Who’s Afraid of Virginia Woolf?

This edition printed in:

An orange tabby hides in a fish-shaped crinkle tunnel beside an orange book.

All the Way Back to the Start

It feels like a bit of a throwback to be discussing Who’s Afraid of Virginia Woolf? because I mentioned watching the film version for the first time way back in my first post — The Tin Drum. I’ve seen the film several more times since then, and it never really gets old. It’s more than just the stellar performances of Elizabeth Taylor and Richard Burton. It’s the play itself. The tension and the agony embodied in the dialogue and the narrative are so vivid and so compelling that it’s hard to look away.

An orange tabby stands in a fish-shaped crinkle tunnel beside an orange book.

It’s one of the films that has made a lasting impact on how I read and think about literature. It’s even a joke that my lovely spouse and I share, where we bellow at each other from opposite ends of the house. If you haven’t seen the film, I would absolutely recommend it. If you haven’t read or seen the play, well, I would absolutely recommend that as well.

A tortoiseshell cat crouches in a paper bag beside a bright orange book.

It Gets Stuck in Your Head

So, since I read the play, the song it’s titled after has been stuck in my head on repeat.

Who’s afraid of Virginia Woolf?

Virginia Woolf?

Virginia Woolf?

It opens and closes Albee’s play, though it is a song that he doesn’t directly explain. A joke from a cocktail party that the reader isn’t invited to and only knows about through the aftermath. Martha and George are a husband and wife that bear a fierce resentment towards each other and the life that they are currently leading on the campus of a small New England college. Opportunities have been missed, there are many regrets on both sides, and there is little comfort that they share — except for a son that George doesn’t want mentioned and Martha can’t stop talking about.

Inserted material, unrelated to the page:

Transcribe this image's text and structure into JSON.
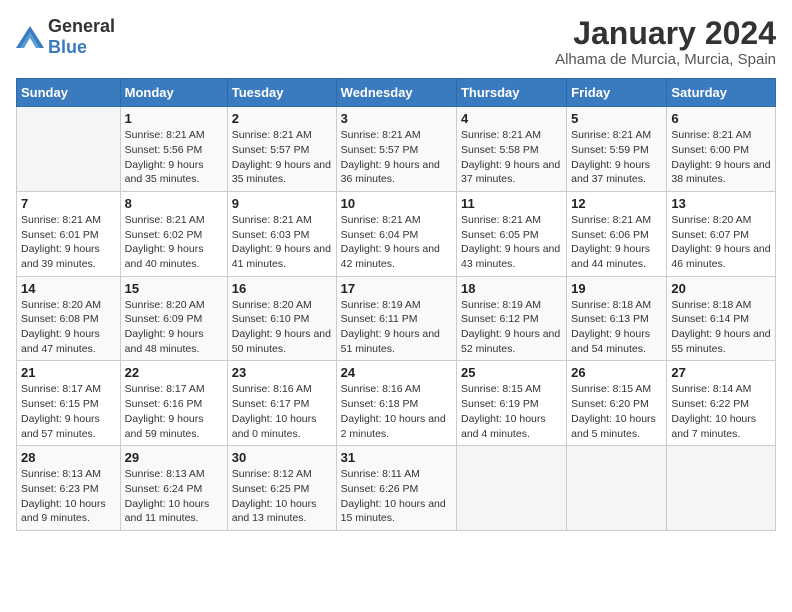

Arriving home after a faculty party, the argument begins. During the course of the evening, another couple — Nick and Honey — will become part of the maelstrom as their own broken relationship and regrets are laid bare right alongside George and Martha’s. Albee’s writing is taut and proceeds at a dizzying pace as characters oscillate between anger and despair and attempt to deal with their pasts and the inevitability of their unhappy futures. Once you start reading, it’s very difficult to put the book down.

A tortoiseshell cat looks out of a paper bag beside a bright orange book.

A Tragedy in Three Acts

The play is three acts and at its core is about lost potential and the regrets that follow it. To some extent it is also about the corruption and power dynamics that can flourish in academia. On the surface it might seem like the entire narrative is just George and Martha trying to outdo each other in terms of cruelty, but it’s so much more complicated than that. In essence, they are both struggling with the same reality. That their lives have been wasted and they are horrible and unhappy people. Each are seeking someone to blame and circumstances that would mitigate the monsters they are, but there is no one to blame but themselves and no excuses for their behaviour.

They live in a delusion that is destroying them. Similarly, Nick and Honey are, in effect, George and Martha only many years younger. However, Albee points out that they are on the same trajectory and that when they look at the older couple, they are in fact looking at themselves a couple of decades further down the road.

A tortoiseshell cat crouches in a paper bag beside Who's Afraid of Virgina Woolf?

It’s a fast read, but it definitely isn’t a light one. There’s a lot of pain, cruelty, and suffering in this play and Albee does an incredible job of creating an atmosphere of it with perfectly placed lines, words, and symbols.

The Twist

I think it’s safe to say that the twist at the end of Who’s Afraid of Virginia Woolf? Is one of the most legendary ones in literature. I won’t spoil it for you, but I will say that I generally concur with that statement. Albee is a master of building up tension and then twisting it around on itself at the perfect moment.

One of the reasons, I love to read plays is that the dialogue flows so seamlessly and there isn’t any room for a writer to hide in lengthy descriptions or long explanations. It’s a rollercoaster that brings the reader from beginning to end at a dizzying pace and with an impact like no other.

Two white paws with calico spots stand beside Who's Afraid of Virginia Woolf?

Three Tall Women

Our theatre season in our small town officially ended for us with another of Albee’s plays — Three Tall Women — which I enjoyed a good deal. However, it didn’t quite take the title away from Who’s Afraid of Virginia Woolf? as my favourite of the plays of his that I’ve read. It could be that I’m just too attached to it as also one of my favourite films. Someday I hope to see the play performed. It’s at the top of a mental list I keep of plays that I absolutely have to see. I think it’s pretty predictable that there a lot of Eugene O’Neill on that list and also a lot of Tennessee Williams.

So, until next year, I’ll be dreaming of our trips to the theatre and wondering what next season will hold in store. For now, I’m looking forward to apple picking and the changing colours of fall leaves.